The episode the duo won for was “Thanksgiving,” in which Waithe’s character, Denise, comes out to her family. It immediately garnered acclaim, but more than that, it was a personal story for Waithe.
“Most of all, my LGBTQIA family — I see each and every one of you,” said Waithe in her acceptance speech. “The thing that makes us different are our superpowers. Every day when you walk out that door, put on your imaginary cape and go out there and conquer the world because the world would not be as beautiful as it is if we weren’t in it.”

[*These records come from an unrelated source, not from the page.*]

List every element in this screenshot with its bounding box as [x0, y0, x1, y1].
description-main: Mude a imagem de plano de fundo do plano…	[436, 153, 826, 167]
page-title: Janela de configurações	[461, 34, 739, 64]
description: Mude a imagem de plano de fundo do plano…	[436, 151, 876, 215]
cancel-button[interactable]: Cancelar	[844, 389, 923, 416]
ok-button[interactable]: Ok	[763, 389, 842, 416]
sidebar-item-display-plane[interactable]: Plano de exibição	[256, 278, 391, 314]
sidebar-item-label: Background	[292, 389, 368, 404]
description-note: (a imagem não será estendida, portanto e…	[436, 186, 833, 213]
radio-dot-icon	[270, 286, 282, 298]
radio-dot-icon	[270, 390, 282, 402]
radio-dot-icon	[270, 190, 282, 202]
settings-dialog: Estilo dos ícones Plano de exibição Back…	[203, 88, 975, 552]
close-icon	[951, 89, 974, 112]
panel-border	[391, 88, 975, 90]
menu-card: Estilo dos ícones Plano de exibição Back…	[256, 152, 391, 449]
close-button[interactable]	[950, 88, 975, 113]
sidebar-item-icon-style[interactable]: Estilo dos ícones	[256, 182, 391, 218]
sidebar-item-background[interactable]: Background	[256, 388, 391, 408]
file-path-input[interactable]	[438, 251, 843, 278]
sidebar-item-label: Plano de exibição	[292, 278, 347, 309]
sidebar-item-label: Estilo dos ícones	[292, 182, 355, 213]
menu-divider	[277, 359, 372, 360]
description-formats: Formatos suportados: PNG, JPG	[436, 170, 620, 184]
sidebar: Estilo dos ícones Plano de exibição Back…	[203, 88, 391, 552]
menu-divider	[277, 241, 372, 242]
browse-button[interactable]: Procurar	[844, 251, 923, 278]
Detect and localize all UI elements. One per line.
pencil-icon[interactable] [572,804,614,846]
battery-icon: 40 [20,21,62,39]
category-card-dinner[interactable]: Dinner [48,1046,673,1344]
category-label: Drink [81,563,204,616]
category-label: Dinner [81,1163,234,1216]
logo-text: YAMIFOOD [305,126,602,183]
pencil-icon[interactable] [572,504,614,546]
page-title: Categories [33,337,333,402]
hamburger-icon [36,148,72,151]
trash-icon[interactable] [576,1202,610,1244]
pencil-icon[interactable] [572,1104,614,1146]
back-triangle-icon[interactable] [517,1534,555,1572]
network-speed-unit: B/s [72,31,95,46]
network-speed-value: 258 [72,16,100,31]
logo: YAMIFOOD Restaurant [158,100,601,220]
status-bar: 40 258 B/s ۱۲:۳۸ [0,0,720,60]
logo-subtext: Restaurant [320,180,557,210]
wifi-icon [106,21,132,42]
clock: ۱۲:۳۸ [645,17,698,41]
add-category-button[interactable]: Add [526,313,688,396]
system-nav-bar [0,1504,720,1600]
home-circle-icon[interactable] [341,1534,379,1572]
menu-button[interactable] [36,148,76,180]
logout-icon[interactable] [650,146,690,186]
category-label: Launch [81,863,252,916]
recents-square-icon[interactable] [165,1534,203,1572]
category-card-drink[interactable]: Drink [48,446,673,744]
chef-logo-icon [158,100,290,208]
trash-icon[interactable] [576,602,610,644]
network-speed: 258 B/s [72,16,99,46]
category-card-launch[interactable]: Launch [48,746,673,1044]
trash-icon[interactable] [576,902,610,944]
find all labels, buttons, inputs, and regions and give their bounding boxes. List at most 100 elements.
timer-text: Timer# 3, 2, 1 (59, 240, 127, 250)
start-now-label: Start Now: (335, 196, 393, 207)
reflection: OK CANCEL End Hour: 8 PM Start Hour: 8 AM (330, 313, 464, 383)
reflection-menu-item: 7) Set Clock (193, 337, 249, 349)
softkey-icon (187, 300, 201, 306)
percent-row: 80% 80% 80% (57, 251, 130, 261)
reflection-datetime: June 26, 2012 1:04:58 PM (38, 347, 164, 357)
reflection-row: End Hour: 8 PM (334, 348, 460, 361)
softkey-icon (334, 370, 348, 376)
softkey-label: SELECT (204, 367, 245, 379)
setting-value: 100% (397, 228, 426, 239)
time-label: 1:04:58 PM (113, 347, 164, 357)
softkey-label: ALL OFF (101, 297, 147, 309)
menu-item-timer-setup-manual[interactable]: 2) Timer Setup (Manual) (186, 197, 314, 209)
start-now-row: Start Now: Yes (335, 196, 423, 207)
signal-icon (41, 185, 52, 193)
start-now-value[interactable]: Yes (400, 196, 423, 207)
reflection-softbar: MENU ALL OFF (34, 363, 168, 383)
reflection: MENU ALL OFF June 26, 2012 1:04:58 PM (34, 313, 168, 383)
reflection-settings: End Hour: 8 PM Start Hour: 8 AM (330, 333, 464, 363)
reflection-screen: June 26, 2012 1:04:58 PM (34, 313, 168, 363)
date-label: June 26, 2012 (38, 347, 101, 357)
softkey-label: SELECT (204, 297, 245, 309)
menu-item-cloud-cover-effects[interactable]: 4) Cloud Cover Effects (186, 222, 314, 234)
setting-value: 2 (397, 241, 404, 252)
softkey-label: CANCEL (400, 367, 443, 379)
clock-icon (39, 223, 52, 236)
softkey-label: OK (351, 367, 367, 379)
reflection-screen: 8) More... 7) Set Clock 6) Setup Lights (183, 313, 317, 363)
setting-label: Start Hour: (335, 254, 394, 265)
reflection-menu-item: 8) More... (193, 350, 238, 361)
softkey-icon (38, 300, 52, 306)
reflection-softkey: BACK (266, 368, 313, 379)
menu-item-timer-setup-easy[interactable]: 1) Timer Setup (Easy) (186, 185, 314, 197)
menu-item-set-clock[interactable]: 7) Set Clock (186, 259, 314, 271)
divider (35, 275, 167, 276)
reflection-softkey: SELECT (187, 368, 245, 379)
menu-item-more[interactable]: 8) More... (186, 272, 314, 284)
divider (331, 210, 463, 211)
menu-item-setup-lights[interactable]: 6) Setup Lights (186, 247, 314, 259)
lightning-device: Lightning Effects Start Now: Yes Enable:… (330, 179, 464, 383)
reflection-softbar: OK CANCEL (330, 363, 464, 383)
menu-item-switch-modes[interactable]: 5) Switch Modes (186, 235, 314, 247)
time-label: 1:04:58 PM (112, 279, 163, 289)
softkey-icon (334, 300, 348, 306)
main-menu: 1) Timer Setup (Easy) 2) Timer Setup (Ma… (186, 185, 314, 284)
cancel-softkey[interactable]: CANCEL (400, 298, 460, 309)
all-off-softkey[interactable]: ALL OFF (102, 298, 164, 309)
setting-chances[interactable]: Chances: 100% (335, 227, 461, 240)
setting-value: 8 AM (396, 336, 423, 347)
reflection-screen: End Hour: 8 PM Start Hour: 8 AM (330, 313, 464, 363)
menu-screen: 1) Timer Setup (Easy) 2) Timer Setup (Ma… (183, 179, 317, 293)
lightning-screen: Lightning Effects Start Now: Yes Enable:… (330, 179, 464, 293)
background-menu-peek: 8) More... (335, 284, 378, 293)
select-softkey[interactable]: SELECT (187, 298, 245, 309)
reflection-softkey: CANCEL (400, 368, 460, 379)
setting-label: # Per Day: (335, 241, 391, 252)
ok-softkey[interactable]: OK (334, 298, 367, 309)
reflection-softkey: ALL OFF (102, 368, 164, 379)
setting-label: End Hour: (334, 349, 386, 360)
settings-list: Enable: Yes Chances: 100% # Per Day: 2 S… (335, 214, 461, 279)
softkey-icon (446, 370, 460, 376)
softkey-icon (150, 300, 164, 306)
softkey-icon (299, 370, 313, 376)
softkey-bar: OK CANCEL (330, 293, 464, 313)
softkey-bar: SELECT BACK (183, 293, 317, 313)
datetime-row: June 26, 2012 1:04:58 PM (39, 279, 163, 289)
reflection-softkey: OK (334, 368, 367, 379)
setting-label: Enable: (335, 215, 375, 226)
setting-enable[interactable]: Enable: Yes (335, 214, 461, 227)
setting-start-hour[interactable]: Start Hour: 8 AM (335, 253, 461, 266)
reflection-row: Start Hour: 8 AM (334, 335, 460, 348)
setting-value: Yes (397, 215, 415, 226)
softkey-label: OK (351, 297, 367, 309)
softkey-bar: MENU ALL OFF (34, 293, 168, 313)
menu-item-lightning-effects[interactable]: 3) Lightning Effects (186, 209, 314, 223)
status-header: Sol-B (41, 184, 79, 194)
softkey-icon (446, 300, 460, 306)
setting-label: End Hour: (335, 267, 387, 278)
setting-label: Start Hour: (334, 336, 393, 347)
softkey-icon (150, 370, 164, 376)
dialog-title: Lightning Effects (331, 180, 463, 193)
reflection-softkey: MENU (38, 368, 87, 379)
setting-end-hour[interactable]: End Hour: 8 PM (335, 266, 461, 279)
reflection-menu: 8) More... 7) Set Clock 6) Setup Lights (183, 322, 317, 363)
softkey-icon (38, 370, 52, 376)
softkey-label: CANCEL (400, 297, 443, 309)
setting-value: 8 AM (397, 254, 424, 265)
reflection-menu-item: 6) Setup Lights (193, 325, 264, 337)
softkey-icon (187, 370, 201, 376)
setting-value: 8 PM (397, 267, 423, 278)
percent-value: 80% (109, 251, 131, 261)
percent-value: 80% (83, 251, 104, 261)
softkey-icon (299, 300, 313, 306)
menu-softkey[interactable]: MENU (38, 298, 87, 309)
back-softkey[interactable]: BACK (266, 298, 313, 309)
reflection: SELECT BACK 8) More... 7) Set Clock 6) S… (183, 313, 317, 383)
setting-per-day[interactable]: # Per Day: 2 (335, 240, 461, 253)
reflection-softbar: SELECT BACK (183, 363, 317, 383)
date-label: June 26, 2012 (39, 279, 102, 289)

Backstage, Waithe continued her thoughts about making Emmy history. “It means a lot to me to be a ‘first’,” she said. “What it does is it says that it’s possible. I hope it opens people’s eyes to give women of color a seat at the table so they can tell their story.”
Ansari said of the episode, “It was pretty ambitious — even finding two young Indian kids to play me was hard. It was the most demanding episode for the whole crew and everyone came through.”
Ansari added that he hopes “that people see the different kinds of stories out there and that people are responding to them.”